A Result based Portable Framework for Spoken Language Understanding
This work addresses portability issues in multi-turn SLU for task-oriented dialogue systems, though it appears incremental as it builds on existing single-turn models.
The paper tackles the problem of low portability and compatibility of existing multi-turn spoken language understanding (SLU) methods by proposing a novel Result-based Portable Framework (RPFSLU), which enhances all baseline SLU models on the KVRET dataset for multi-turn tasks.
Spoken language understanding (SLU), which is a core component of the task-oriented dialogue system, has made substantial progress in the research of single-turn dialogue. However, the performance in multi-turn dialogue is still not satisfactory in the sense that the existing multi-turn SLU methods have low portability and compatibility for other single-turn SLU models.
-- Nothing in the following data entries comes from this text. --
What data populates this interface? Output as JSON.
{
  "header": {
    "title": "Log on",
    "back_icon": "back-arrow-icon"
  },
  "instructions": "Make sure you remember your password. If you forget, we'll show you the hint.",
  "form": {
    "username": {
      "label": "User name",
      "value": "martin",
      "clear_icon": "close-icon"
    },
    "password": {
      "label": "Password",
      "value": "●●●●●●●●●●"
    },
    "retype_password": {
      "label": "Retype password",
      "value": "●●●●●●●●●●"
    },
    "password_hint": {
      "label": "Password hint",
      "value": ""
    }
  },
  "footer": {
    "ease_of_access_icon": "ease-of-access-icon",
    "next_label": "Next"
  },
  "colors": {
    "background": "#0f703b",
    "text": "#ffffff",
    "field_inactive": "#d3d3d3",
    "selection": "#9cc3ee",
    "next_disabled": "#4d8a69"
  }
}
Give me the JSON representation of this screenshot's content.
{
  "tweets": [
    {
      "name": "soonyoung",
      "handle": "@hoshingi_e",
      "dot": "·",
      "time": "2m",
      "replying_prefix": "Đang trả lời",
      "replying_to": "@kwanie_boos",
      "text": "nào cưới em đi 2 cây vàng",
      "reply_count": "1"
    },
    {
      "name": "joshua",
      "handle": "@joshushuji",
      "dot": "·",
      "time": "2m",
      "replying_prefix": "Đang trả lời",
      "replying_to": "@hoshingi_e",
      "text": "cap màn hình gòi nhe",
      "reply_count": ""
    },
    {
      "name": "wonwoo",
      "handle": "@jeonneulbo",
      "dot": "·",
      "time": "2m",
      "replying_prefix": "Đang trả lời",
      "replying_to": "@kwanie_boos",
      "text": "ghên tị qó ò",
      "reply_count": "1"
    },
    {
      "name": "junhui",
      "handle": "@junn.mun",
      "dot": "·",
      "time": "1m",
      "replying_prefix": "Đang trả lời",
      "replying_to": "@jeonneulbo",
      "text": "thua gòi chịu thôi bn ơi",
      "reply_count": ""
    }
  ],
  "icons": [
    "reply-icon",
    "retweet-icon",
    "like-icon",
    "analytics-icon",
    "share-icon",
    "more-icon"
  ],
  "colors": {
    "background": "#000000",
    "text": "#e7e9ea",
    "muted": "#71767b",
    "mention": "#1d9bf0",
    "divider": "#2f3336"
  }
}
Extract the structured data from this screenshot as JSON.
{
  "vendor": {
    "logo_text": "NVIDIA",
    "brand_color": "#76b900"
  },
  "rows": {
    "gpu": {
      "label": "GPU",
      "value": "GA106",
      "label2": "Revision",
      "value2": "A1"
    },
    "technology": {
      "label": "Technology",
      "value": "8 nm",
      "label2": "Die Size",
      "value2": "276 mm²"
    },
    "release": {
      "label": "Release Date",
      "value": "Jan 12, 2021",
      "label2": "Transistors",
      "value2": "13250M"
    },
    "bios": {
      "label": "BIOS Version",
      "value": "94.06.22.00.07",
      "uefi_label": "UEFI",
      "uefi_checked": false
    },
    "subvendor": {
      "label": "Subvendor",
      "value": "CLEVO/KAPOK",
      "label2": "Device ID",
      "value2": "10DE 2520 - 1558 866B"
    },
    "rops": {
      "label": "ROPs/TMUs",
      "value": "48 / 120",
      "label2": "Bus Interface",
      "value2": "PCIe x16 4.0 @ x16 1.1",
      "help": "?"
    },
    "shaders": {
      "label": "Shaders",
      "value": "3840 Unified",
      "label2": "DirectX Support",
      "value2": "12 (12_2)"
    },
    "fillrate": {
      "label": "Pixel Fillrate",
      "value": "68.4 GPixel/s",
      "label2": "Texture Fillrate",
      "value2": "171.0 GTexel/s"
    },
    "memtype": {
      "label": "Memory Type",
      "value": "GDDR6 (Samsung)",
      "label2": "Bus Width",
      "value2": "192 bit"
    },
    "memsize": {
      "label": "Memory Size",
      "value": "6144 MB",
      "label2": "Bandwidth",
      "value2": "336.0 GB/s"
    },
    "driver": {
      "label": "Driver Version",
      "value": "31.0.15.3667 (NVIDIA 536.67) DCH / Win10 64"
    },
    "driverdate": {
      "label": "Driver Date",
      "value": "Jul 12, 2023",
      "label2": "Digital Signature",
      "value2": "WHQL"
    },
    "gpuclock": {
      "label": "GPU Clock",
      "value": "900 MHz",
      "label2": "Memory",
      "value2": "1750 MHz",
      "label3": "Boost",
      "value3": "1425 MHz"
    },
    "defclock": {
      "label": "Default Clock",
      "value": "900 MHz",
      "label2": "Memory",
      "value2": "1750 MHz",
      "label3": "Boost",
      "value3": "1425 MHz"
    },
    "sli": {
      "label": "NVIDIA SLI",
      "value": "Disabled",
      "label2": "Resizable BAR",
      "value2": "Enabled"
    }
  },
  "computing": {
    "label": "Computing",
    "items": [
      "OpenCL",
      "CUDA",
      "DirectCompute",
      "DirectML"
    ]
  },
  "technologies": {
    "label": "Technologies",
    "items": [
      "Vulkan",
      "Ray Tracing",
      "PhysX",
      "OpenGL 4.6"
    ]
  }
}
Further, existing multi-turn SLU methods do not exploit the historical predicted results when predicting the current utterance, which wastes helpful information. To gap those shortcomings, in this paper, we propose a novel Result-based Portable Framework for SLU (RPFSLU). RPFSLU allows most existing single-turn SLU models to obtain the contextual information from multi-turn dialogues and takes full advantage of predicted results in the dialogue history during the current prediction. Experimental results on the public dataset KVRET have shown that all SLU models in baselines acquire enhancement by RPFSLU on multi-turn SLU tasks.